Although the clinical distinction between deformational plagiocephaly and lambdoid craniosynostosis is now routine, the lessons that Dr. Gruss taught us apply to many other areas of craniofacial care. An example is the diagnostic challenge between metopic ridging due to physiological closure of the metopic suture in infancy and true metopic craniosynostosis. In this case, the improved fidelity of CT scans in detecting a closed metopic suture adds no benefit to the accuracy of the diagnosis since this suture is known to fuse normally between 2 and 24 months of age.[
26] However, we as a community have further work to do to develop consensus on the diagnostic criteria for metopic craniosynostosis.[
27,
28] We will continue to learn from one another and apply the questioning/reevaluation of current practice and partnership with craniofacial surgeons and pediatric providers to continue to answer these questions.

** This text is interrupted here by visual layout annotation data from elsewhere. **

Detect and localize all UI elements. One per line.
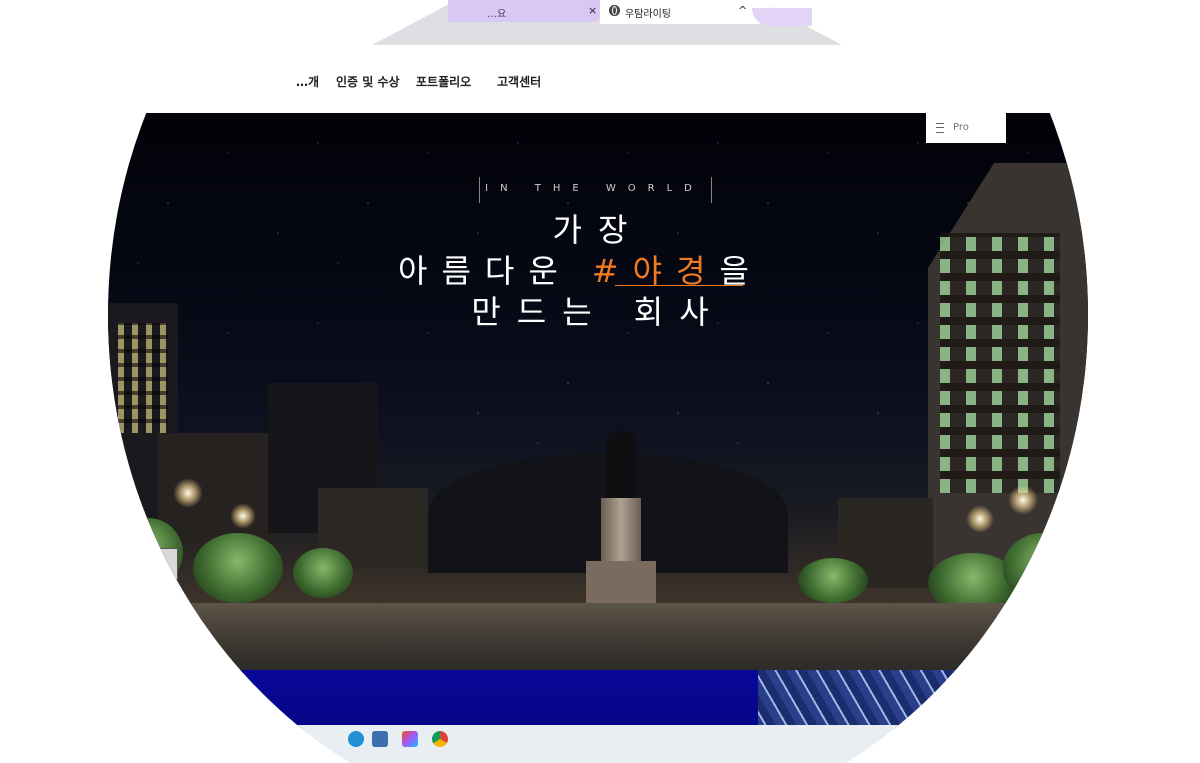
street-sign — [128, 548, 178, 580]
side-product-label: Pro — [953, 122, 969, 133]
accent-underline — [615, 285, 743, 286]
plaza-road — [108, 603, 1088, 673]
browser-tab-previous[interactable] — [448, 0, 600, 22]
site-nav: …개 인증 및 수상 포트폴리오 고객센터 — [0, 73, 1200, 91]
photo-icon[interactable] — [372, 731, 388, 747]
statue-figure — [606, 431, 636, 501]
edge-icon[interactable] — [348, 731, 364, 747]
blue-section — [108, 670, 758, 730]
tree — [293, 548, 353, 598]
street-light — [230, 503, 256, 529]
tree — [1003, 533, 1083, 603]
nav-item-portfolio[interactable]: 포트폴리오 — [416, 73, 471, 90]
building-windows — [118, 323, 168, 433]
chevron-up-icon[interactable]: ^ — [738, 4, 747, 17]
hero-headline-prefix: 아름다운 — [398, 252, 572, 290]
nav-item-about[interactable]: …개 — [296, 73, 319, 90]
os-taskbar — [108, 725, 1088, 763]
list-icon — [936, 123, 944, 133]
browser-tab-accent — [752, 8, 812, 26]
hero-headline-line1: 가장 — [552, 211, 644, 249]
glass-building-image — [758, 670, 1088, 730]
globe-icon — [609, 5, 620, 16]
hero-tagline: IN THE WORLD — [485, 183, 704, 194]
street-light — [966, 505, 994, 533]
chrome-icon[interactable] — [432, 731, 448, 747]
side-product-button[interactable]: Pro — [926, 113, 1006, 143]
browser-tab-active-label: 우탐라이팅 — [625, 9, 671, 20]
figma-icon[interactable] — [402, 731, 418, 747]
tree — [798, 558, 868, 603]
building-right-windows — [940, 233, 1060, 493]
close-icon[interactable]: × — [588, 4, 597, 17]
nav-item-support[interactable]: 고객센터 — [497, 73, 541, 90]
hero-viewport: IN THE WORLD 가장 아름다운 #야경을 만드는 회사 Pro — [108, 113, 1088, 763]
nav-item-certification[interactable]: 인증 및 수상 — [336, 73, 400, 90]
street-light — [173, 478, 203, 508]
tree — [193, 533, 283, 603]
hero-headline-line3: 만드는 회사 — [471, 293, 725, 331]
street-light — [1008, 485, 1038, 515]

Dr. Gruss was a committed member of the Seattle Children’s Craniofacial Center for over 20 years. He was dedicated to the concept of team care for children with congenital craniofacial conditions and this was evident in everything that he did. It’s Dr. Gruss’ strong collaboration with pediatrics that led to co-directorship with both medical and surgical directors of the Craniofacial Center at Seattle Children’s Hospital and its continued emphasis on holistic team care.[
29] Dr. Gruss played a fundamental role in our training as a craniofacial surgeon and pediatrician, respectively, and was the mentor to us all. As we celebrate his accomplishments, we also celebrate the values that he stood for which include continued collaboration with craniofacial surgeons and pediatricians.
Dr. Joseph Gruss was widely known in the international craniofacial community for his work in trauma surgery. For members of the Seattle Craniofacial Center, he will be remembered for his passion for teaching, commitment to acknowledging where the gaps are in our current practice, and dedication to collaboration with colleagues to provide holistic team care.